The National Fire Protection Association (NFPA) reports electrical malfunctions or failures accounted for 13% of home structure fires from 2012-2016, and were the second leading cause of United States home fires.

Fires involving electrical malfunctions or failures accounted for the highest share of direct property damage and civilian deaths.

Each year in the United States, arc-faults caused by worn and inadequate wiring, overburdened circuits, outdated technology, and aging electrical systems, start more than 35,000 home fires causing over 1,130 injuries, 500 deaths, and $1.4 billion in property damage.

The solution to this problem is a combination Arc Fault Circuit Interrupter (AFCI). Available as circuit breakers and receptacles, AFCIs protect against electrical fires from malfunctions. The Consumer Product Safety Commission (CPSC) estimates that AFCIs could prevent more than 50% of the electrical fires that occur every year.

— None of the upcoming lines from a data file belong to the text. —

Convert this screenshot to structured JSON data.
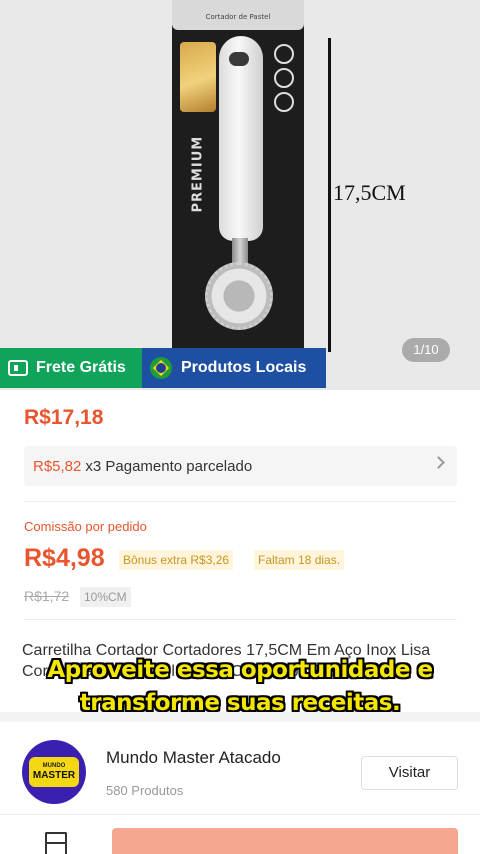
{
  "hero": {
    "package_label": "Cortador de Pastel",
    "brand_text": "PREMIUM",
    "dimension_label": "17,5CM",
    "pager": "1/10"
  },
  "badges": {
    "frete": "Frete Grátis",
    "local": "Produtos Locais"
  },
  "price": {
    "current": "R$17,18",
    "installment_amount": "R$5,82",
    "installment_text": "x3 Pagamento parcelado"
  },
  "commission": {
    "label": "Comissão por pedido",
    "value": "R$4,98",
    "bonus": "Bônus extra R$3,26",
    "remaining": "Faltam 18 dias.",
    "old_value": "R$1,72",
    "percent": "10%CM"
  },
  "product": {
    "title": "Carretilha Cortador Cortadores 17,5CM Em Aço Inox Lisa Cortar Massas Pastel Pizzas Com Cabo Branco"
  },
  "subtitle": {
    "line1": "Aproveite essa oportunidade e",
    "line2": "transforme suas receitas."
  },
  "store": {
    "logo_line1": "MUNDO",
    "logo_line2": "MASTER",
    "name": "Mundo Master Atacado",
    "count": "580 Produtos",
    "visit": "Visitar"
  },
  "colors": {
    "accent": "#e8552e",
    "frete_green": "#10a35a",
    "local_blue": "#1f4fa3",
    "subtitle_yellow": "#f5e600",
    "store_purple": "#3b1fb0"
  },
  "icons": [
    "truck-icon",
    "brazil-flag-icon",
    "chevron-right-icon",
    "store-icon"
  ]
}
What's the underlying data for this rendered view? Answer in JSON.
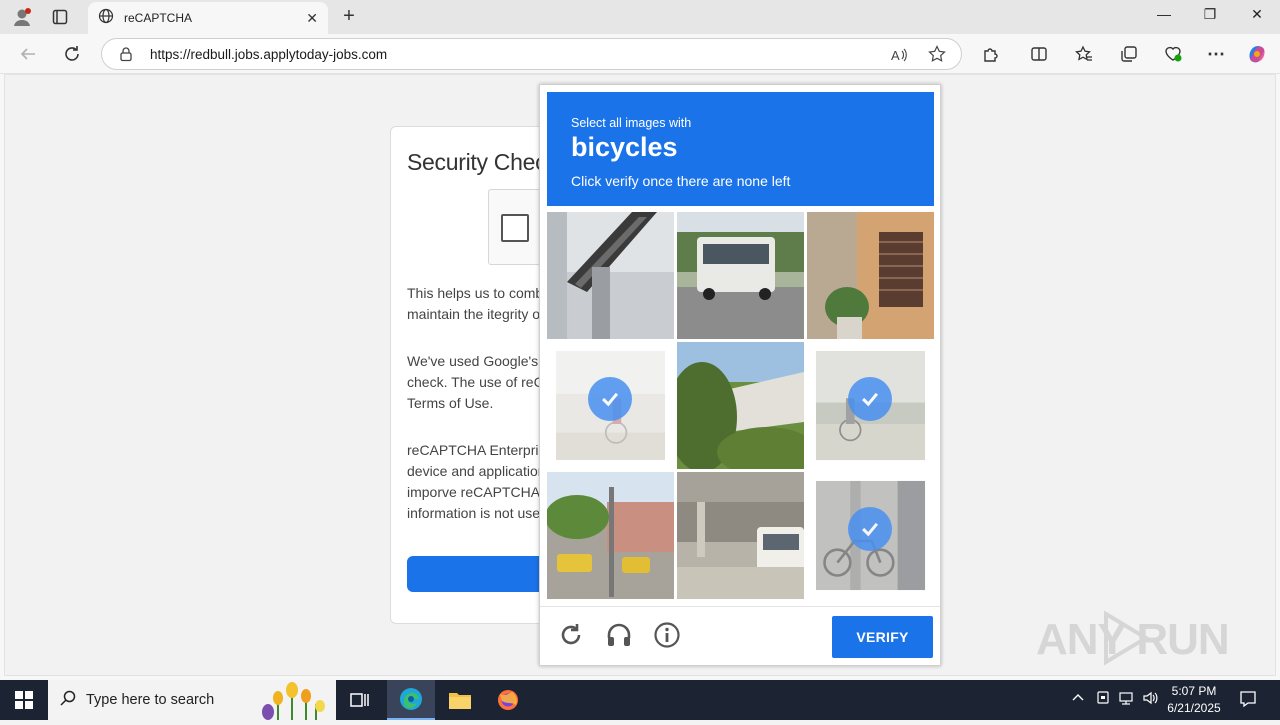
{
  "browser": {
    "tab_title": "reCAPTCHA",
    "url": "https://redbull.jobs.applytoday-jobs.com"
  },
  "page": {
    "heading": "Security Chec",
    "para1_line1": "This helps us to comba",
    "para1_line2": "maintain the itegrity of",
    "para2_line1": "We've used Google's r",
    "para2_line2": "check. The use of reCA",
    "para2_line3": "Terms of Use.",
    "para3_line1": "reCAPTCHA Enterpris",
    "para3_line2": "device and application",
    "para3_line3": "imporve reCAPTCHA",
    "para3_line4": "information is not used"
  },
  "captcha": {
    "instruction": "Select all images with",
    "target": "bicycles",
    "hint": "Click verify once there are none left",
    "verify_label": "VERIFY",
    "tiles_selected": [
      false,
      false,
      false,
      true,
      false,
      true,
      false,
      false,
      true
    ]
  },
  "watermark": "ANY RUN",
  "taskbar": {
    "search_placeholder": "Type here to search",
    "time": "5:07 PM",
    "date": "6/21/2025"
  },
  "colors": {
    "accent": "#1a73e8",
    "taskbar": "#1c2433"
  }
}
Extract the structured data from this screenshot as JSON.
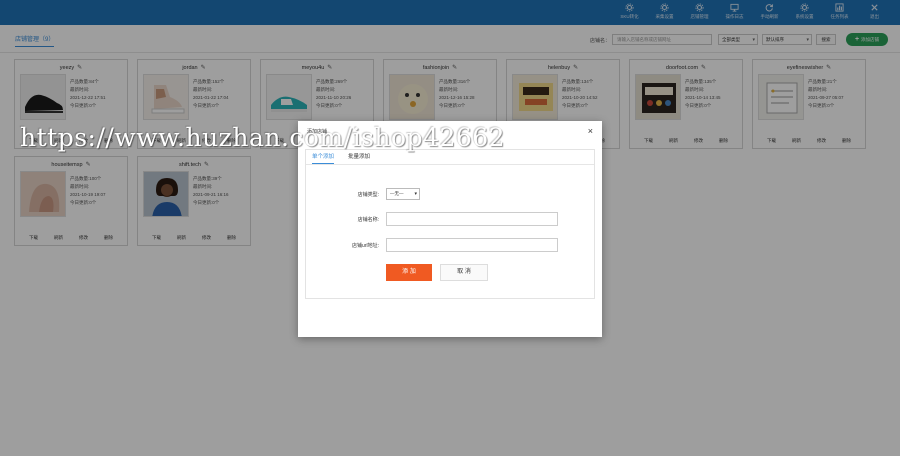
{
  "topnav": [
    {
      "label": "SKU转化",
      "icon": "gear-icon"
    },
    {
      "label": "采集设置",
      "icon": "gear-icon"
    },
    {
      "label": "店铺管理",
      "icon": "gear-icon"
    },
    {
      "label": "操作日志",
      "icon": "monitor-icon"
    },
    {
      "label": "手动刷新",
      "icon": "refresh-icon"
    },
    {
      "label": "系统设置",
      "icon": "gear-icon"
    },
    {
      "label": "任务列表",
      "icon": "chart-icon"
    },
    {
      "label": "退出",
      "icon": "close-icon"
    }
  ],
  "toolbar": {
    "tab_label": "店铺管理（9）",
    "search_label": "店铺名：",
    "search_placeholder": "请输入店铺名称或店铺网址",
    "select_a": "全部类型",
    "select_b": "默认排序",
    "search_button": "搜索",
    "add_button": "添加店铺"
  },
  "card_labels": {
    "products": "产品数量:",
    "updated": "最新时间:",
    "today": "今日更新:0个",
    "actions": [
      "下载",
      "刷新",
      "修改",
      "删除"
    ]
  },
  "stores": [
    {
      "name": "yeezy",
      "count": "84个",
      "date": "2021-12-22 17:51"
    },
    {
      "name": "jordan",
      "count": "152个",
      "date": "2021-01-22 17:04"
    },
    {
      "name": "meyou4u",
      "count": "269个",
      "date": "2021-11-10 20:26"
    },
    {
      "name": "fashionjoin",
      "count": "316个",
      "date": "2021-12-16 15:28"
    },
    {
      "name": "helenbuy",
      "count": "134个",
      "date": "2021-10-20 14:52"
    },
    {
      "name": "doorfoot.com",
      "count": "135个",
      "date": "2021-10-14 13:45"
    },
    {
      "name": "eyefineswisher",
      "count": "21个",
      "date": "2021-09-27 05:07"
    },
    {
      "name": "houseitemsp",
      "count": "100个",
      "date": "2021-10-19 19:07"
    },
    {
      "name": "shift.tech",
      "count": "39个",
      "date": "2021-09-21 16:16"
    }
  ],
  "modal": {
    "title": "添加店铺",
    "tab_single": "单个添加",
    "tab_batch": "批量添加",
    "type_label": "店铺类型:",
    "type_value": "—无—",
    "name_label": "店铺名称:",
    "url_label": "店铺url地址:",
    "submit": "添 加",
    "cancel": "取 消"
  },
  "watermark": "https://www.huzhan.com/ishop42662"
}
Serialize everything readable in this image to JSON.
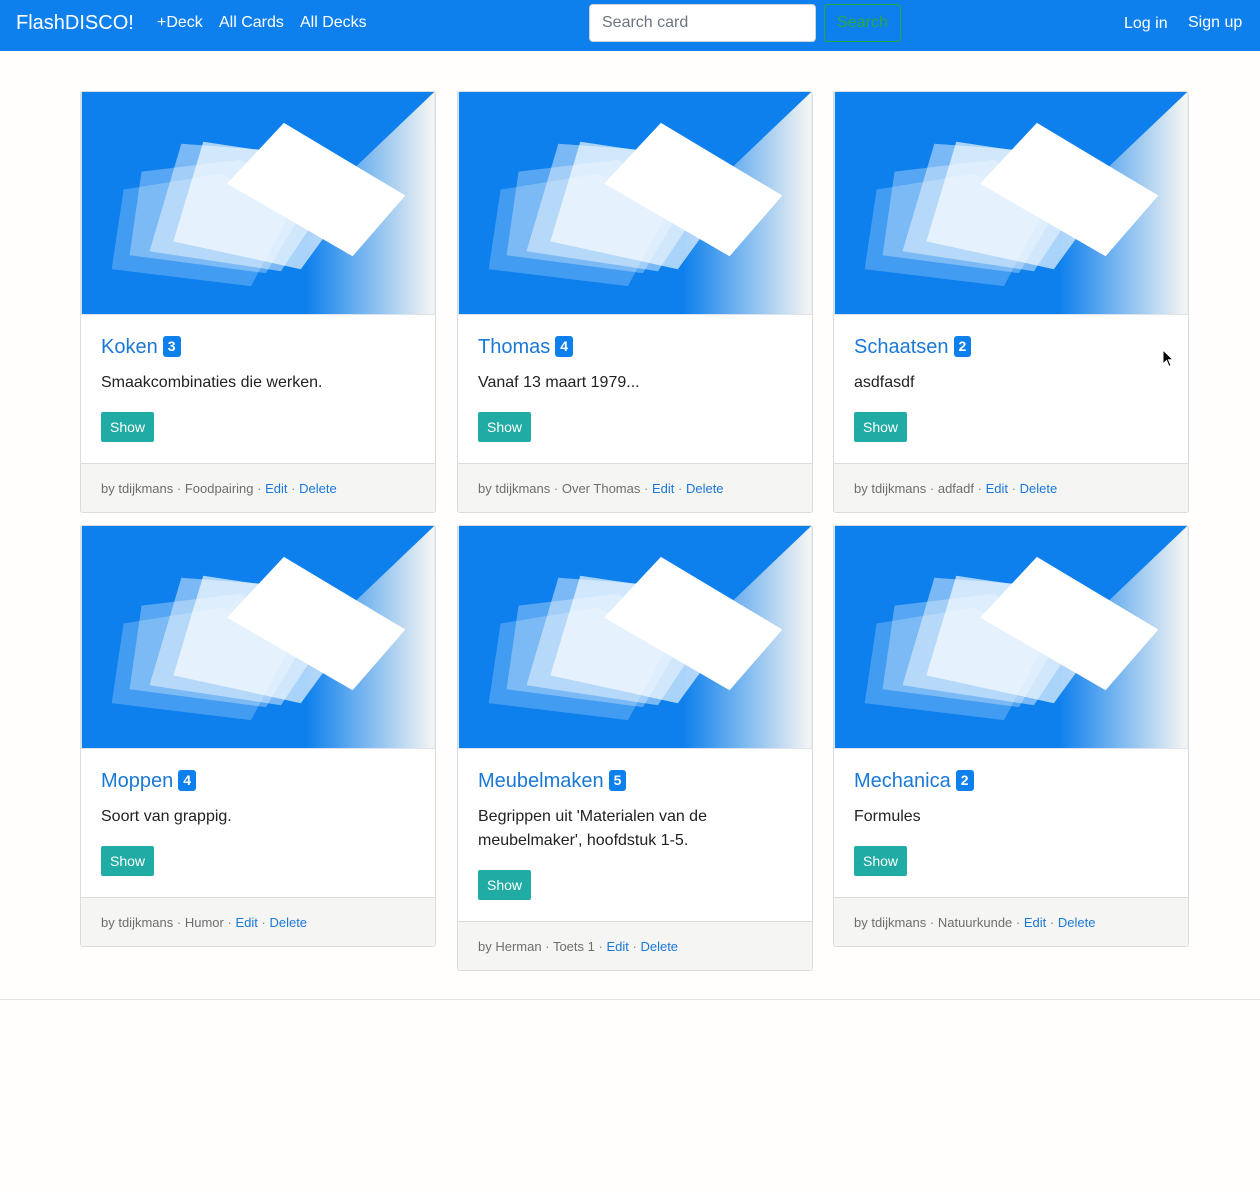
{
  "navbar": {
    "brand": "FlashDISCO!",
    "links": [
      "+Deck",
      "All Cards",
      "All Decks"
    ],
    "search_placeholder": "Search card",
    "search_button": "Search",
    "login": "Log in",
    "signup": "Sign up"
  },
  "colors": {
    "navbar": "#0d80ee",
    "link": "#1a78d7",
    "show_button": "#20aba4",
    "search_button": "#28a745"
  },
  "separator": "·",
  "decks": [
    {
      "title": "Koken",
      "count": "3",
      "description": "Smaakcombinaties die werken.",
      "show": "Show",
      "author": "by tdijkmans",
      "category": "Foodpairing",
      "edit": "Edit",
      "delete": "Delete"
    },
    {
      "title": "Thomas",
      "count": "4",
      "description": "Vanaf 13 maart 1979...",
      "show": "Show",
      "author": "by tdijkmans",
      "category": "Over Thomas",
      "edit": "Edit",
      "delete": "Delete"
    },
    {
      "title": "Schaatsen",
      "count": "2",
      "description": "asdfasdf",
      "show": "Show",
      "author": "by tdijkmans",
      "category": "adfadf",
      "edit": "Edit",
      "delete": "Delete"
    },
    {
      "title": "Moppen",
      "count": "4",
      "description": "Soort van grappig.",
      "show": "Show",
      "author": "by tdijkmans",
      "category": "Humor",
      "edit": "Edit",
      "delete": "Delete"
    },
    {
      "title": "Meubelmaken",
      "count": "5",
      "description": "Begrippen uit 'Materialen van de meubelmaker', hoofdstuk 1-5.",
      "show": "Show",
      "author": "by Herman",
      "category": "Toets 1",
      "edit": "Edit",
      "delete": "Delete"
    },
    {
      "title": "Mechanica",
      "count": "2",
      "description": "Formules",
      "show": "Show",
      "author": "by tdijkmans",
      "category": "Natuurkunde",
      "edit": "Edit",
      "delete": "Delete"
    }
  ]
}
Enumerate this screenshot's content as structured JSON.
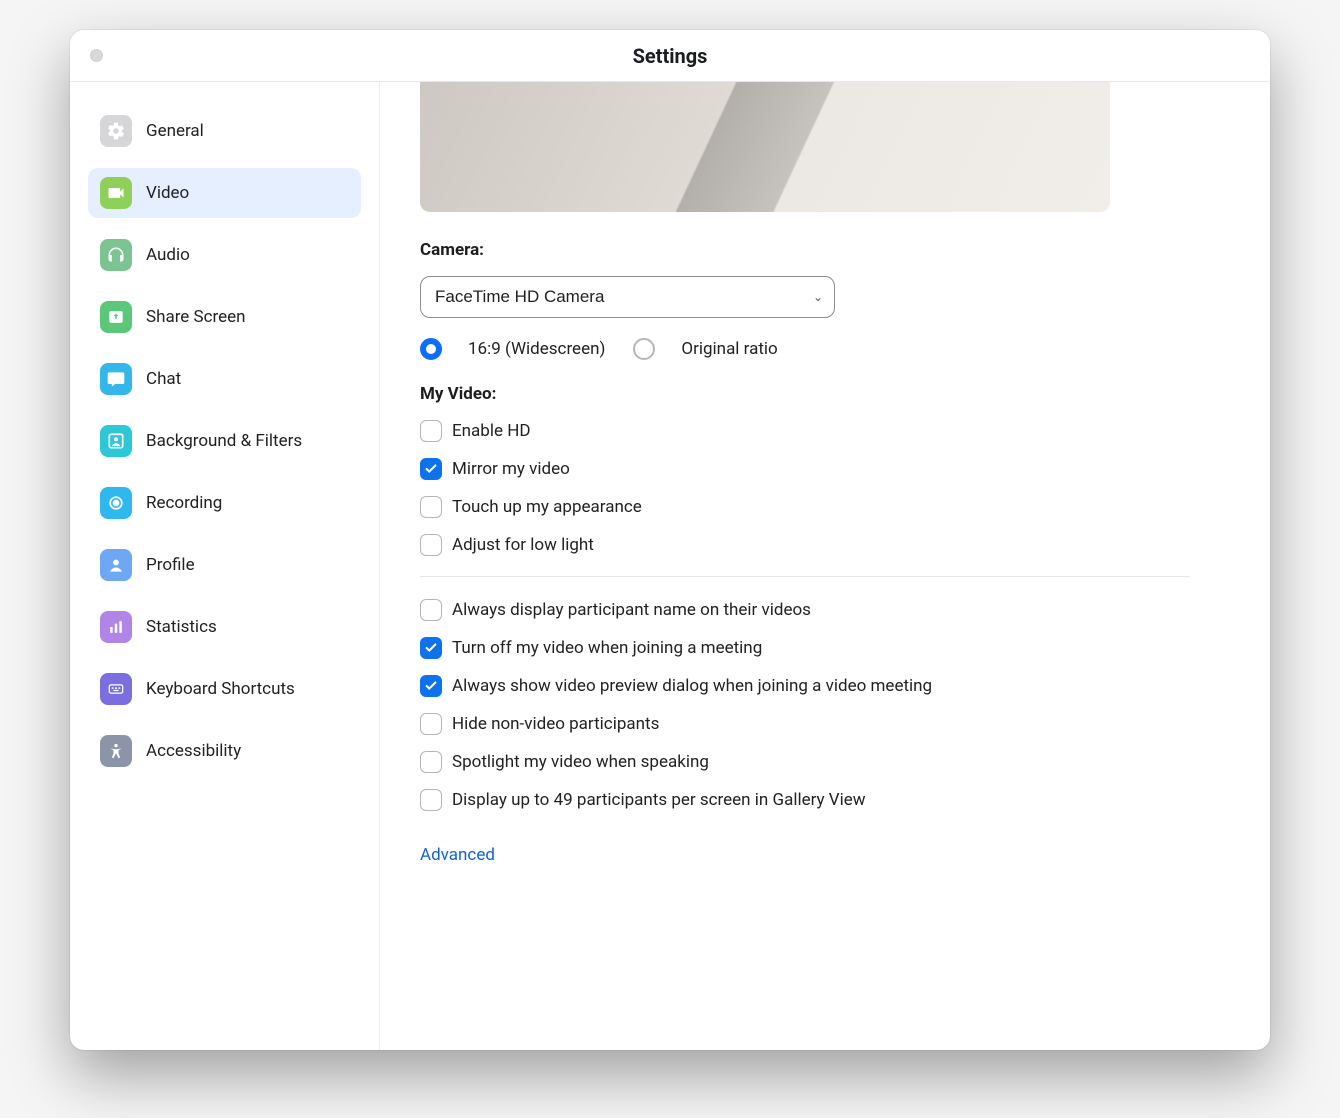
{
  "window": {
    "title": "Settings"
  },
  "sidebar": {
    "items": [
      {
        "label": "General"
      },
      {
        "label": "Video"
      },
      {
        "label": "Audio"
      },
      {
        "label": "Share Screen"
      },
      {
        "label": "Chat"
      },
      {
        "label": "Background & Filters"
      },
      {
        "label": "Recording"
      },
      {
        "label": "Profile"
      },
      {
        "label": "Statistics"
      },
      {
        "label": "Keyboard Shortcuts"
      },
      {
        "label": "Accessibility"
      }
    ],
    "active_index": 1
  },
  "video": {
    "camera_label": "Camera:",
    "camera_selected": "FaceTime HD Camera",
    "ratio": {
      "widescreen": "16:9 (Widescreen)",
      "original": "Original ratio",
      "selected": "widescreen"
    },
    "my_video_label": "My Video:",
    "my_video_opts": [
      {
        "label": "Enable HD",
        "checked": false
      },
      {
        "label": "Mirror my video",
        "checked": true
      },
      {
        "label": "Touch up my appearance",
        "checked": false
      },
      {
        "label": "Adjust for low light",
        "checked": false
      }
    ],
    "meeting_opts": [
      {
        "label": "Always display participant name on their videos",
        "checked": false
      },
      {
        "label": "Turn off my video when joining a meeting",
        "checked": true
      },
      {
        "label": "Always show video preview dialog when joining a video meeting",
        "checked": true
      },
      {
        "label": "Hide non-video participants",
        "checked": false
      },
      {
        "label": "Spotlight my video when speaking",
        "checked": false
      },
      {
        "label": "Display up to 49 participants per screen in Gallery View",
        "checked": false
      }
    ],
    "advanced_label": "Advanced"
  }
}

Common causes of Arc-Faults:

  • Damaged electrical wiring
  • Wiring damaged by screws or nails
  • Wiring damaged by doors
  • Damaged electrical insulation
  • Overheated cords under carpets or rugs
  • Damaged or loose connections
  • Cords and plugs damaged by furniture

Arc-Fault Protection is required in:

  • Bedrooms
  • Closets
  • Kitchens
  • Laundry areas
  • Living rooms
  • Family rooms
  • Rec rooms
  • Parlors, libraries, or dens

Types of Arc-Fault Protection

  • A listed combination-type Arc Fault Circuit Interrupter (AFCIs) circuit breaker
  • A listed outlet branch-circuit-type AFCI receptacle
  • A listed outlet branch-circuit-type AFCI receptacle in combination with a listed branch-circuit overcurrent device

AFCI breakers and receptacles protect all downstream wiring and appliances from arc-faults. ESFI suggests that receptacles should be installed at the first outlet box of a circuit.

Safety advocates maintain that the added cost for AFCI protection is worth the benefits the technology provides to the homeowner. Depending on the size of a given home, the cost impact for installing additional AFCI protection in a home could range from $150 – $350.